Luckily, this coincided with the removal of the cattle from the nearby nature reserve of Hoe Rough. We can now wander freely over there, without having to keep the dogs on leads. There has been no cutting or manicuring of paths there, and other than the wide central footpath, it is still a somewhat challenging walking experience. Yesterday, I had to fight my way through thick brambles, spongy ground, and overgrown paths alongside the small river. At one stage, I even got stuck solid in some deceptive ground, which had a ‘quicksand’ consistency, and started to suck the boots off of my feet. My trusty stick got me out of trouble; planting it firmly on solid ground, I was able to lever myself out. I cannot imagine how embarrassed I would have felt, if discovered cold and wet by some walkers, having been stuck firm for most of the afternoon. I will be sure to avoid that spot in future.

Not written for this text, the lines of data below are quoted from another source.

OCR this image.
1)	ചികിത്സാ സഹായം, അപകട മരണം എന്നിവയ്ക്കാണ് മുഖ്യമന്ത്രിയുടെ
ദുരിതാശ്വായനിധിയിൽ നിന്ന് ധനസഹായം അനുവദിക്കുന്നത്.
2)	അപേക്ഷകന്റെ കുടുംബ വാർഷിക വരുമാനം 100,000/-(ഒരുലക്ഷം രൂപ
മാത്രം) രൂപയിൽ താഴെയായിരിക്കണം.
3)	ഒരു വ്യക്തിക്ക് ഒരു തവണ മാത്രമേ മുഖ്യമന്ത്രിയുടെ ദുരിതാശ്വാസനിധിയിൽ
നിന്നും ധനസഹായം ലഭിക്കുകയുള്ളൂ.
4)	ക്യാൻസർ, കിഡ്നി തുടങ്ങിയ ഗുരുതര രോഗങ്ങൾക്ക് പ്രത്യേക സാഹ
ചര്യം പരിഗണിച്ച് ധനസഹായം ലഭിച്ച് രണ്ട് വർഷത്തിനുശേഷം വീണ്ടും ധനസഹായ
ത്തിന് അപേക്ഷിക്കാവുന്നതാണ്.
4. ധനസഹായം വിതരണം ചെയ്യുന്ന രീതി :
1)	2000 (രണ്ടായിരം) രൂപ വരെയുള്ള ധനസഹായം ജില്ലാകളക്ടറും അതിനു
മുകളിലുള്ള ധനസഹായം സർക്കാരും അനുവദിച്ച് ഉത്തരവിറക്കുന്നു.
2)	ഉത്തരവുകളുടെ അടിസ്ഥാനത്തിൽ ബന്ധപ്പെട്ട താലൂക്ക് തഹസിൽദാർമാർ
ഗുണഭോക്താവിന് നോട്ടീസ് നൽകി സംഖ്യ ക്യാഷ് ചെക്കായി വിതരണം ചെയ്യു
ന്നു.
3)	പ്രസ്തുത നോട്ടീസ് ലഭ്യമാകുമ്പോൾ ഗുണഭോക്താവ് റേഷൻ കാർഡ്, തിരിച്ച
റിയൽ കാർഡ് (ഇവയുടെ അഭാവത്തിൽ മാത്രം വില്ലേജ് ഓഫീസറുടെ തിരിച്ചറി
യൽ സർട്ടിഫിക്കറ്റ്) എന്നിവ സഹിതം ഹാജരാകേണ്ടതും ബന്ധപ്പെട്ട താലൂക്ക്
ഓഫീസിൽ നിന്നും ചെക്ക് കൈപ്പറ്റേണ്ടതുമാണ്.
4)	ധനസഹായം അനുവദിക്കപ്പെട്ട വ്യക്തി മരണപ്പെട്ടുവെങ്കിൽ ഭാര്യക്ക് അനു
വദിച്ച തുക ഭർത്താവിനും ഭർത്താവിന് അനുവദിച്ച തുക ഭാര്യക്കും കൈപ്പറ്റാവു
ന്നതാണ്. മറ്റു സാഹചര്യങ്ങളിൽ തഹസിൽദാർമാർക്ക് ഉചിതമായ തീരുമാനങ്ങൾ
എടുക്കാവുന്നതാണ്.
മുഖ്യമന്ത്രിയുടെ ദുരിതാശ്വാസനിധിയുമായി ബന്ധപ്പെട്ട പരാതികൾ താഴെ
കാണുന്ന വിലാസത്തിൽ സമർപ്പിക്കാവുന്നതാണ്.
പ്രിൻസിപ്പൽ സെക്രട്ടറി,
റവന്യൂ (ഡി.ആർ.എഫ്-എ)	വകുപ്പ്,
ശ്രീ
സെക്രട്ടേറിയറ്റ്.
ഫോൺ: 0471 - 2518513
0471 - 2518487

One benefit of the cutting on Beetley Meadows, is that you are now able to see everyone clearly. No more chances of suddenly coming across someone with an unfriendly dog, or bumping into small children who are scared of animals. Funnily enough, most dogs, including Ollie, choose not to venture too far onto the freshly-cut expanse. Perhaps they are conscious of the snakes that are still there, preparing to hibernate for the winter. Or maybe they are unhappy with the unusual smells found within, or avoiding the lack of natural cover, previously provided by the high grass and weeds. One thing’s for sure, I will now have to consider my choice of dog-walking places for this winter. The Meadows will be very boring for a good while to come. So, Hoe Rough, Mill Lane, and Neatherd Moor will all be back on my list of destinations, and Ollie will have some places to rediscover soon.


6 thoughts on “The Meadows in Winter

  1. I really enjoyed this piece. I felt as though I was right there with you, searching for a place to walk Ollie. We don’t experience the changing of seasons so much here in Australia. This year in sunny Queensland, for instance has more been a variant of warm to hot, with a couple of days of light-coat weather. Enjoy your walks, I hope you find the perfect place for you and your dog.


    1. Thanks Anna. If you trawl around my blog, you will find many similar tales of my walks with Ollie. They are the main reason I started this blog, and remain the cornerstone of beetleypete, despite all the other subjects I explore.
      Best wishes from Norfolk. Pete.